While LulzSec’s story may have been an interesting footnote to most folks in 2011, today in 2017, the activities of shadowy, anonymous cybergroups has leaked into the mainstream, whether with the alt-right’s meme wars or the alleged Russian hacking scandal. “The state-sponsored hacking ‘scandal’ is laughable because the majority of hacking that goes on is state-sponsored,” Price says of the alleged tampering with the election. “We know this from the LulzSec story.” Indeed, Teh Internet follows LulzSec through its FBI infiltration, when hacker Sabu was secretly apprehended, turned into a mole on a plea deal, and later asked by the FBI to hack the Brazilian government. (Sabu, aka Hector Monsegur, now works for Seattle-based cybersecurity firm Rhino Security Labs.) In a more recent example, a 2017 Wikileaks cable showed that the NSA had been stockpiling security vulnerabilities for common consumer devices like iPhones and voice-controlled televisions.

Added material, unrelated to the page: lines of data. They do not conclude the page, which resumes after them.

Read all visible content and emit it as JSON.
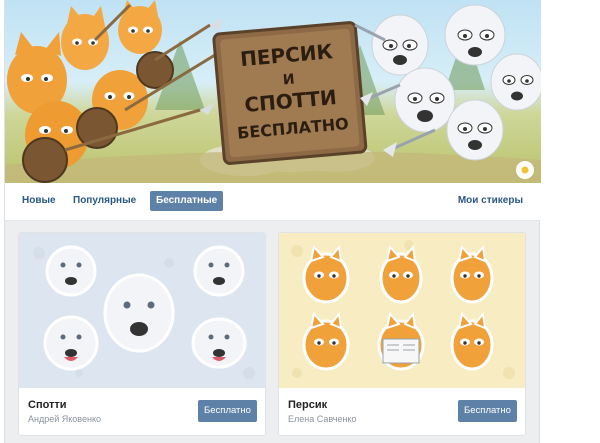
{
  "banner": {
    "title_lines": [
      "ПЕРСИК",
      "И",
      "СПОТТИ",
      "БЕСПЛАТНО"
    ]
  },
  "tabs": {
    "items": [
      {
        "label": "Новые",
        "active": false
      },
      {
        "label": "Популярные",
        "active": false
      },
      {
        "label": "Бесплатные",
        "active": true
      }
    ],
    "my_stickers": "Мои стикеры"
  },
  "packs": [
    {
      "title": "Спотти",
      "author": "Андрей Яковенко",
      "button": "Бесплатно"
    },
    {
      "title": "Персик",
      "author": "Елена Савченко",
      "button": "Бесплатно"
    }
  ],
  "colors": {
    "accent": "#5e81a8",
    "link": "#2a5885",
    "page_bg": "#edeef0"
  }
}
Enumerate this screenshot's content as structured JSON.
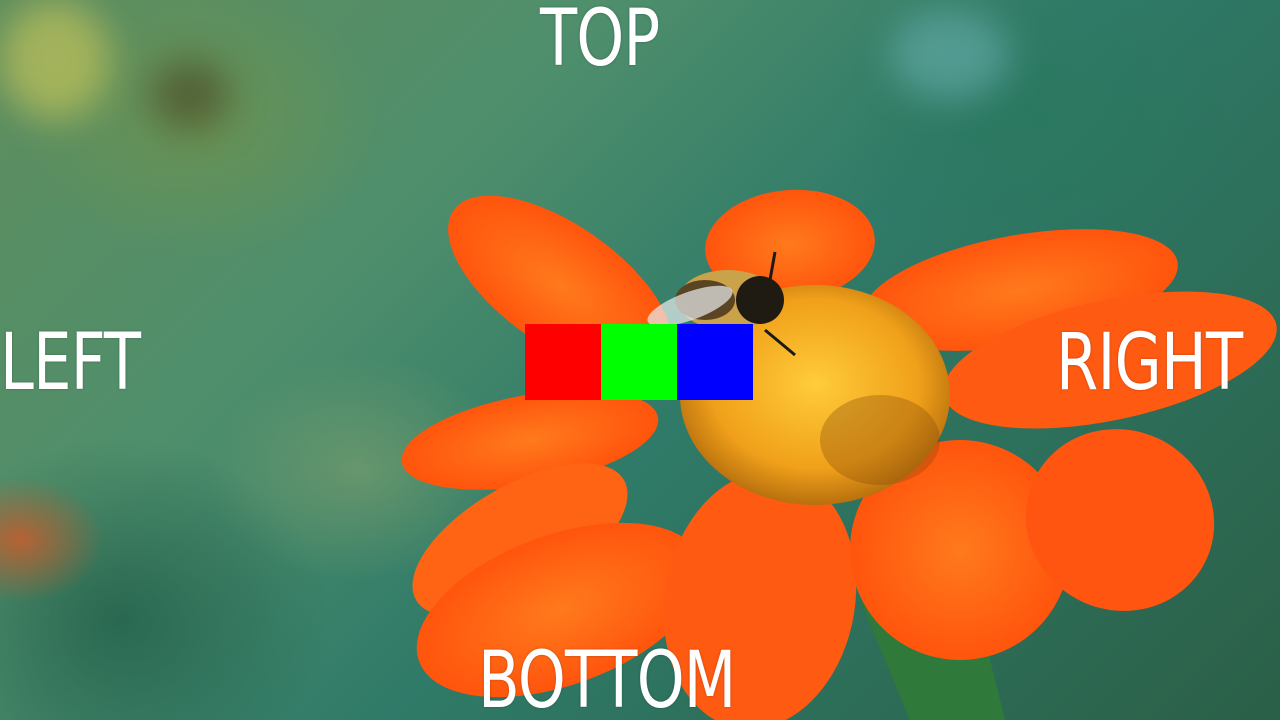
{
  "labels": {
    "top": "TOP",
    "left": "LEFT",
    "right": "RIGHT",
    "bottom": "BOTTOM"
  },
  "swatches": [
    {
      "name": "red",
      "color": "#ff0000"
    },
    {
      "name": "green",
      "color": "#00ff00"
    },
    {
      "name": "blue",
      "color": "#0000ff"
    }
  ],
  "colors": {
    "petal": "#ff5a12",
    "center": "#f2a51a",
    "background": "#3f7a60"
  }
}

“I would suggest the people who are really keeping us safe right now are the 15-year-old freelance hackers sitting in their bedrooms doing the bounty-hunts, finding the vulnerabilities, and, unlike NSA, reporting them to the companies and giving them a chance to close, repair, and keep our information safe,” Price says. LulzSec’s adventures weren’t all nefarious; when they found vulnerabilities in the English National Health Service’s system, they simply sent a friendly e-mail alerting them. “We mean you no harm and only want to help you fix your tech issues,” they wrote.

Far ahead of the game, LulzSec realized the power that organized, anonymous people on the Internet could wield over the offline world. “Rather than learning from them, the establishment continued to ignore the power of online cultures, resulting in 2017 where we have a celebrated Internet troll in the White House,” Price says. “A guy who the CIA has to turn briefing documents into pictures for because ‘The President learns visually.’ In 2011 LulzSec took down the CIA’s website, and said ‘Ignore us at your peril.’ The CIA refused, and now it’s having to turn intelligence into memes so the President can understand it.” But perhaps by turning memes into theater, IRL audiences can begin to understand the breadth of their own powers. Just make sure to watch out for the FBI. ksears@seattleweekly.com

Teh Internet Is Serious Business, Washington Ensemble Theatre, 1620 12th Ave., washingtonensemble.org. $15–$25. All ages. Fri., Sept. 15–Mon., Oct. 2.